Members in the Media
From: The Atlantic

How to Trick People Into Saving Money

The Atlantic:

Late last summer, Dawn Paquin started keeping her money on a prepaid debit card from Walmart instead of in a traditional checking account. The wages from her factory job—she works from 9 p.m. to 5 a.m., inspecting blades on industrial bread-slicing machines—now go directly onto the Visa-branded card, which she can use like a regular debit card, though unlike most debit cards, it is not linked to a checking or savings account. She made the switch after a $4 check she wrote to buy coffee for herself and a friend tipped her checking account below the required minimum and triggered $100 in overdraft fees.

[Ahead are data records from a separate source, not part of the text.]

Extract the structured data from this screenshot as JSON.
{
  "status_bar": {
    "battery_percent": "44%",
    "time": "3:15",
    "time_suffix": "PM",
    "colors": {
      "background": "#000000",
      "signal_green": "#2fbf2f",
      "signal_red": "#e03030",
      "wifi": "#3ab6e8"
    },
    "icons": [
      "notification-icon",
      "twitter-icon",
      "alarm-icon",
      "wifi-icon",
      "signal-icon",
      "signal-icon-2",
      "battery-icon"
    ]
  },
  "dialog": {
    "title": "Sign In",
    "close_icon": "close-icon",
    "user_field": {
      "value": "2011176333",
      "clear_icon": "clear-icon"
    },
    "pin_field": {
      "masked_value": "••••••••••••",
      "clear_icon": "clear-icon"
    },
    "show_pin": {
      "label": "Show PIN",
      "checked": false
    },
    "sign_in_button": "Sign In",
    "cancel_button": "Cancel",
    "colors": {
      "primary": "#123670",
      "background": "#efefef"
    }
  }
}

This was before she got the factory gig, and she wasn’t working full-time. Paquin lives in Salem, Illinois, where, she told me recently, if you don’t have a college degree, your job choices are “fast food or factory.” Money was extremely tight. “I kind of had a bit of resentment about banks after that,” she said dryly.

Digit used research from Common Cents Lab, co-founded by Dan Ariely, a Duke University behavioral-economics professor, to design a feature encouraging users to pre-commit to saving a percentage of their tax refund. Common Cents has also worked with an app maker that helps food-stamp recipients budget more efficiently.

Richard Thaler, an economist at the University of Chicago and one of the field’s pioneers, told The Wall Street Journal in 2015 that saving for retirement is “a prototypical behavioral-economics problem” because it is “cognitively hard—figuring out how much to save—and requires self-control.” One solution is defined-contribution retirement plans, which set money aside automatically; a 401(k) is the most common form. Employees may choose to opt out, but they opt in by default—meaning the passive response is actually the better response. Some plans are even built to gradually escalate, again by default, the amount employees set aside for retirement savings. Admittedly, that’s not how all 401(k)s work—most automatic-saving plans still require some active decision making about, say, how much you contribute. Still, default plans like these are “probably behavioral economists’ greatest success story,” Thaler said.